Ai Weiwei è un designer, architetto e artista di fama mondiale cinese, tanto per intendersi colui che ha disegnato l’avveniristico stadio-simbolo dei Giochi Olimpici del 2008, il cosiddetto “Nido d’uccello” per la sua forma tondeggiante e curvilinea che ricorda appunto un nido. E’ finito in carcere il 2 Aprile 2011 con la sola colpa di aver alimentato le critiche del sistema economico e sociopolitico cinese. Di recente ha ottenuto la libertà vigilata e con audacia lodevole e per certi versi eroica continua a dire la sua sul suo paese. Definisce Pechino “una città kafkiana, un incubo permanente, che aliena i suoi abitanti spesso privandoli dei loro diritti fondamentali, una città violenta e concorrenziale, nella quale la vita può portare a diventare pazzo. Pechino è costituita da due città: una è quella del potere e del denaro, gente che se ne frega dei propri vicini e che non si fida di nessuno. L’altra è quella della disperazione. Guardo la gente sugli autobus e non leggo più alcuna speranza nei loro occhi, una città di schiavi, milioni di migranti che affluiscono ogni anno per costruire ponti, strade, case, grattacieli. Sono gli schiavi di Pechino. Sopravvivono in strutture abbandonate e terribili, in quartieri squallidi che vengono poi distrutti, mano a mano che la città avanza” Il quadro del dissidente cinese è senza dubbio inquietante e sconvolgente. Sono questi gli esiti del più sfrenato, meschino e spietato sistema comunista dell’era moderna? La realtà è che la Cina ormai di comunista non ha davvero più nulla, basti pensare all’ossimorica definizione che studiosi e politologi moderni danno del sistema cinese: Comunismo capitalistico. Il quadro ricorda molto la doppia natura di molte città nel momento di massimo sviluppo industriale dell’ ‘800 in Europa, penso alle tragiche condizioni della città di Londra e all’ambivalenza del tenore di vita della popolazione: al lusso sfrenato e al benessere della classe agiata, borghesi, mercanti e industriali in primis si opponeva, nascosta e indigeribile per le coscienze vittoriane buoniste e liberali la seconda nazione, quella dei quartieri disagiati, quella dello sfruttamento minorile e femminile e del degrado sociale e morale. Quelle che il politico Benjamin Disraeli chiamava “le due nazioni”.
Il percorso e lo sviluppo dell’utopia di un sistema comunista sembra aver dato il peggiore dei frutti nel paese che, insieme alla Russia, più di ogni altro ha insistentemente perseguito il fine di una realizzazione politica del suddetto schema politico.

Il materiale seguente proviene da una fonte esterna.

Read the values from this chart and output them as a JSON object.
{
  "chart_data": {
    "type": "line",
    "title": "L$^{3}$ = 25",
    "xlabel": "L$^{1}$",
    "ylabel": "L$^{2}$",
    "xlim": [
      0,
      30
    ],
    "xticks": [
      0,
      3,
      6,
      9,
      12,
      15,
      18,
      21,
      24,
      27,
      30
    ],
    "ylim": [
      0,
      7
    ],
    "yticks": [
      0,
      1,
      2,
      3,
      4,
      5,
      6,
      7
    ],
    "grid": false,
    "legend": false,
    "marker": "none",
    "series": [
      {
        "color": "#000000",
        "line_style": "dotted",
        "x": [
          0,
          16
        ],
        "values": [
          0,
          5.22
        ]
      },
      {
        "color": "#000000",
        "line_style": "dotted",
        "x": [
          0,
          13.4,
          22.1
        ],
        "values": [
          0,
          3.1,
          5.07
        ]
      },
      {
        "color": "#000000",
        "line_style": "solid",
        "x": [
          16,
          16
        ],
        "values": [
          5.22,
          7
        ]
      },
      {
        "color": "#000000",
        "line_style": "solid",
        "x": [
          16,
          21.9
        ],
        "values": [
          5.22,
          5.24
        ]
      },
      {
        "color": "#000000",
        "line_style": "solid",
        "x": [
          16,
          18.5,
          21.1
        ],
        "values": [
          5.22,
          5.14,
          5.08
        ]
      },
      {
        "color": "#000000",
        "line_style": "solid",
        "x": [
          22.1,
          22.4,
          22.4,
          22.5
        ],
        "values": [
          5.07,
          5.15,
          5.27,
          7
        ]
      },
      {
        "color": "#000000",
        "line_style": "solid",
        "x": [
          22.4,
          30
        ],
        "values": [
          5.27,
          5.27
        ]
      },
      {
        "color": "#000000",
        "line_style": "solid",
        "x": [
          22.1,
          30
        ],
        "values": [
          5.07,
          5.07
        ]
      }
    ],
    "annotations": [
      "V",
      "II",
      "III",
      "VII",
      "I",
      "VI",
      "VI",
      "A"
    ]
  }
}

Un tragico ritorno a ciò che i vati del comunismo teorico quali Marx e Engels rigettavano senza mezzi termini e consideravano il male assoluto. Lo sfruttamento incondizionato delle risorse del territorio, l’industrializzazione sfrenata, il far west economico, la contraffazione di marchi stranieri, la concorrenza sleale, le condizioni lavorative pessime, la soppressione delle libertà fondamentali, la censura come mezzo per intimorire il popolo. Un esito tragico e ignorato che dovrebbe far riflettere e non essere ignorato per salvaguardare ideologie e progetti politico. Ma gli Stati Uniti e l’Occidente sono ormai schiavi della Cina, basti pensare al fatto che essa detiene il 50% del debito pubblico statunitense; gli USA quindi supinamente ignorano tutto ciò per timori di ritorsioni e di cadute in Borsa dei propri titoli.
Questo è il panorama odierno, un mondo tenuto in scacco dal potere economico cinese.